From that first out of tune organ sound onward, everything about ‘Have You Seen Her Lately?’ sounds sickly. In Emile Zola’s novel La Faute de l’Abbé Mouret a young priest drives himself into a life-threatening fever through excessive worship of the Virgin Mary, and this illness has the same sort of feel. It’s utterly religious and oddly asexual – the end-point of the group’s romantic tendency when all goals and desires are rendered useless. It’s another Ed Buller symphony, but this time it’s all a little too overwhelming. The verses are normal enough, I suppose, but the chorus is essentially one long, resigned wail, and toward the close of the track the song takes you back to the haunted music room of ‘Blue Girls’ – a wistful, deeply sad anti-nostalgia, something we might call ‘hauntology’ if it were made today.
I’m impressed by ‘Have You Seen Her Lately?’ – it’s hard not to be by such a powerful piece of music – but I’m still not sure if I actually enjoy it.

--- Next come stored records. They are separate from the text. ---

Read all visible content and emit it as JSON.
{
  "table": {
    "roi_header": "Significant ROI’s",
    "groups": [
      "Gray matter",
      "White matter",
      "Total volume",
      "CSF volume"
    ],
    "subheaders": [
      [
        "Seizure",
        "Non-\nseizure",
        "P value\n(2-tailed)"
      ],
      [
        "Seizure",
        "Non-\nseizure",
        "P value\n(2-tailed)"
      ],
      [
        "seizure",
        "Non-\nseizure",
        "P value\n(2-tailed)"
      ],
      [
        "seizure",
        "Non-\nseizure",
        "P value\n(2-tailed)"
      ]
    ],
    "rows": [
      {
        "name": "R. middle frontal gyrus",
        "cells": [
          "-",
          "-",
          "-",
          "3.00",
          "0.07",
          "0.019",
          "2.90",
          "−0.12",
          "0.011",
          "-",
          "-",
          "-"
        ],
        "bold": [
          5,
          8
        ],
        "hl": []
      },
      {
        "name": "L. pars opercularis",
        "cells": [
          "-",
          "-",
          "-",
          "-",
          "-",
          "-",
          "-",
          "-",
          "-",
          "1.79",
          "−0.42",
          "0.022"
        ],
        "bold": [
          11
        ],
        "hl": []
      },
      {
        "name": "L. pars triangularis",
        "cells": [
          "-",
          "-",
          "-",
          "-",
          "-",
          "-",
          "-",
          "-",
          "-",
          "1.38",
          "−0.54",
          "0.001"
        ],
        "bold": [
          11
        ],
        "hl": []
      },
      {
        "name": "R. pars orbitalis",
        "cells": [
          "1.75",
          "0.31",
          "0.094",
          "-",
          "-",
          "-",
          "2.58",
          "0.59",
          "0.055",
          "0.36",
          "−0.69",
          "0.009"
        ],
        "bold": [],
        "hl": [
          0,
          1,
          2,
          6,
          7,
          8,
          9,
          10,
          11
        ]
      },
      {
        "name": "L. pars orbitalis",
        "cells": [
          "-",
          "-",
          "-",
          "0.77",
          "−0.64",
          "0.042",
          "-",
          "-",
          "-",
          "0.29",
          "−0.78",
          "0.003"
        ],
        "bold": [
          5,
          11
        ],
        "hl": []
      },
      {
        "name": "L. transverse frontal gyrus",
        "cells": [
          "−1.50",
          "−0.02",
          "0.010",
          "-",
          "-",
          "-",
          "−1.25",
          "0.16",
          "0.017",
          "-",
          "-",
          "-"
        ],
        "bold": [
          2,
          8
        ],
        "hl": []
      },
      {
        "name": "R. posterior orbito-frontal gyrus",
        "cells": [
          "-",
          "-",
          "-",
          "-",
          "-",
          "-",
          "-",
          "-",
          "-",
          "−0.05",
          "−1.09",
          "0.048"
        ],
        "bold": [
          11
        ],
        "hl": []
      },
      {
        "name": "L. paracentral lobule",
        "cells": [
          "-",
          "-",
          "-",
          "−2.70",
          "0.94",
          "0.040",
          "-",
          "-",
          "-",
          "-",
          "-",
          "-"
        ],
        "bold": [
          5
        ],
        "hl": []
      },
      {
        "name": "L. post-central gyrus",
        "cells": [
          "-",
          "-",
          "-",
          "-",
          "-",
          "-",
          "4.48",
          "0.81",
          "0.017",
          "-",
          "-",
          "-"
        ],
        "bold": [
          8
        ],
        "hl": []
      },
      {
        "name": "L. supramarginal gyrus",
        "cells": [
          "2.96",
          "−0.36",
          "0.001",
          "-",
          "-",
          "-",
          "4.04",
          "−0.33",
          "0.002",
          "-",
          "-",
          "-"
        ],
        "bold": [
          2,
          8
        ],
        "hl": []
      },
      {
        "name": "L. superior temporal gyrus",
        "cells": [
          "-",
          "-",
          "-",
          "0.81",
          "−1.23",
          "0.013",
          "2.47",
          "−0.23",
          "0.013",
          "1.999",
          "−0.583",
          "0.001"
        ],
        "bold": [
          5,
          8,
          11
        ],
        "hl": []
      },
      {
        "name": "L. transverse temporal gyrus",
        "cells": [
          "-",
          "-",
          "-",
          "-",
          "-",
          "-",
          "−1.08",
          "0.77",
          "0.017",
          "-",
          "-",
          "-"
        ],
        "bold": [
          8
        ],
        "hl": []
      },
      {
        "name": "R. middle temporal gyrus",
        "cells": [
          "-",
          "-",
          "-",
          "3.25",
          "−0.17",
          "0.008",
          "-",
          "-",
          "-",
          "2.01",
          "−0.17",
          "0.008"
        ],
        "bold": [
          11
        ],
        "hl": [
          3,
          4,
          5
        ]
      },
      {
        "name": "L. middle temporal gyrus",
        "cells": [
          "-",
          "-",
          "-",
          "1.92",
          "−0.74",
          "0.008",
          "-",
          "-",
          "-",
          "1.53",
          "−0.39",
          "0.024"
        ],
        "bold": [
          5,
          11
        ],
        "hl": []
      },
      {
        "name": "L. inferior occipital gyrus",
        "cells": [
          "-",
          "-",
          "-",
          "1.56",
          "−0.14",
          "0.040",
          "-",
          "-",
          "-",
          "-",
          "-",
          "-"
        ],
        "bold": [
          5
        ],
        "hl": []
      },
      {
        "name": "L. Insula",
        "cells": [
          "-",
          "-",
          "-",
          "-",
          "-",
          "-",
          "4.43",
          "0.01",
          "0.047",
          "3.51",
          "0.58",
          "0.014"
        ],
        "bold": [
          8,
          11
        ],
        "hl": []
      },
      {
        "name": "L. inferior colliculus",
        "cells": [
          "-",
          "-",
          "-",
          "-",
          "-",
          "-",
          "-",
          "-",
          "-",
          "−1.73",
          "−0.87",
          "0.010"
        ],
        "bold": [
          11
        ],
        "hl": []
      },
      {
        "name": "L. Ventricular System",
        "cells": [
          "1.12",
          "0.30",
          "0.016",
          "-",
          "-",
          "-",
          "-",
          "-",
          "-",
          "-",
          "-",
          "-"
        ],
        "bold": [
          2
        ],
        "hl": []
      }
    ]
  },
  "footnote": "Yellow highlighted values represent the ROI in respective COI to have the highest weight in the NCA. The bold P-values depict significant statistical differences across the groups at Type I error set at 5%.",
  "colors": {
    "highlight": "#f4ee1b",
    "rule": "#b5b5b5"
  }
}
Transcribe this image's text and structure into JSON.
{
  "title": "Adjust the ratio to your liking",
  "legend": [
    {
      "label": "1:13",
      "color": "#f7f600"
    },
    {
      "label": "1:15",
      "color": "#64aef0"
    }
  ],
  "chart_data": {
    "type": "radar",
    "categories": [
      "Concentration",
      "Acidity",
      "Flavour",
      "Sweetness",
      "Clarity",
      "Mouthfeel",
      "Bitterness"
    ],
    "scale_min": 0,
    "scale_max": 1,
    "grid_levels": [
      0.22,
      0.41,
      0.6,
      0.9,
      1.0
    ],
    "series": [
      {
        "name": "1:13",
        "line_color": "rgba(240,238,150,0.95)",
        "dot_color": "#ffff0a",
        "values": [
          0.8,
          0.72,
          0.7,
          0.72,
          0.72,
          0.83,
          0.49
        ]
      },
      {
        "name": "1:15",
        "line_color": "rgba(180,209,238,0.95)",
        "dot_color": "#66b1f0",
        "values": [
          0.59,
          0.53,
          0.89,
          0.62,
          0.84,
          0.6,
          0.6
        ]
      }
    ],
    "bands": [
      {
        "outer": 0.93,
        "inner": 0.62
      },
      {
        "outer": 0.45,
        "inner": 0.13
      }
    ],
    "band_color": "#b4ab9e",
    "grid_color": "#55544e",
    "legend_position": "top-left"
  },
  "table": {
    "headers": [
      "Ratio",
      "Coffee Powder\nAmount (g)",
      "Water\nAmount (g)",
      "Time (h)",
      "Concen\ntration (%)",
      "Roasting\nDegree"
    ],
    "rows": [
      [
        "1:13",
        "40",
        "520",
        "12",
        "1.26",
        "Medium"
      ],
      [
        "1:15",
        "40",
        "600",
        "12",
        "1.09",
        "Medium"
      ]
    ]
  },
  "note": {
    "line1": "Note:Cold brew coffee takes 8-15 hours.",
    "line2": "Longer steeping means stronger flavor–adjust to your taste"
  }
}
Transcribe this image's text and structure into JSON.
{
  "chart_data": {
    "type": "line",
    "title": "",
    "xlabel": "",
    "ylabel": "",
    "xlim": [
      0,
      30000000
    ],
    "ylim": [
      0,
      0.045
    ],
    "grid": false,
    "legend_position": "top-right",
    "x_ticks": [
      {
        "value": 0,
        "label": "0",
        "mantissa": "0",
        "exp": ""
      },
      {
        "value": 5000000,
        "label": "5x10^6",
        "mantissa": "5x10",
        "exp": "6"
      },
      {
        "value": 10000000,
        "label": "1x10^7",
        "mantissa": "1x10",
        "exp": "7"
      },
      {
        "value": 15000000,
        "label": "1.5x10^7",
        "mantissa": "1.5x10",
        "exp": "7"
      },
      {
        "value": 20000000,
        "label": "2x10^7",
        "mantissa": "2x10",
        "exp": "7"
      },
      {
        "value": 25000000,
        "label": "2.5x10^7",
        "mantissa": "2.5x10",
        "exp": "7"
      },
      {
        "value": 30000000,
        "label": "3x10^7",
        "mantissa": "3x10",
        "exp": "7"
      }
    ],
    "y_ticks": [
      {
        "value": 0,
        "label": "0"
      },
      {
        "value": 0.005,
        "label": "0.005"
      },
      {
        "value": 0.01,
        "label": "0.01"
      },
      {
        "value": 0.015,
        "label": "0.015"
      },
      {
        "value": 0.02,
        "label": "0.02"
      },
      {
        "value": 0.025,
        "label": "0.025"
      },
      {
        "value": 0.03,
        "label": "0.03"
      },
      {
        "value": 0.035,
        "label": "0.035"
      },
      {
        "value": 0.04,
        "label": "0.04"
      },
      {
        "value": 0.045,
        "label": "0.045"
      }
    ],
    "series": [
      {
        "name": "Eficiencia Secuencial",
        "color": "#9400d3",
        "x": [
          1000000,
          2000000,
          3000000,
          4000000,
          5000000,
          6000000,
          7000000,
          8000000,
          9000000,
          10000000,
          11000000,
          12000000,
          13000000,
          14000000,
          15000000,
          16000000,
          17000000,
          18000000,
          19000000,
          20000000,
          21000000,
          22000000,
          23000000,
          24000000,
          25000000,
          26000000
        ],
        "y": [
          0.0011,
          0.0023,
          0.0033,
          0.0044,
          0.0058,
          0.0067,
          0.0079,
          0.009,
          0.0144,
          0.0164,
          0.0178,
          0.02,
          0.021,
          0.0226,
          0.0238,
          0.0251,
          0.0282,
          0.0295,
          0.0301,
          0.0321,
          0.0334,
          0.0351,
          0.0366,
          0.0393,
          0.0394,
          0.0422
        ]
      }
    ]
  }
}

With earlier ballads what was required was a suspension of disbelief, but here it’s more like a willingness to go with the core idea, and I don’t know if I can do that. Ultimately I don’t trust the narrative of this relationship – the singer is too involved to present a clear picture, and there’s a lingering suspicion that he has his own selfish, desperate romantic instincts underlying his argument. Is the girl too weak, too pathetic to realise her situation, if it’s really so bad? If so, why does he want to win her back so badly? Does she not have her own free will, to join with or even follow whoever she chooses? There’s something that doesn’t quite sit right, and I just can’t shake it. This may all be deliberate, it may be that I’m missing something, but all the same it stops me diving in and going with the flow, and that’s a shame.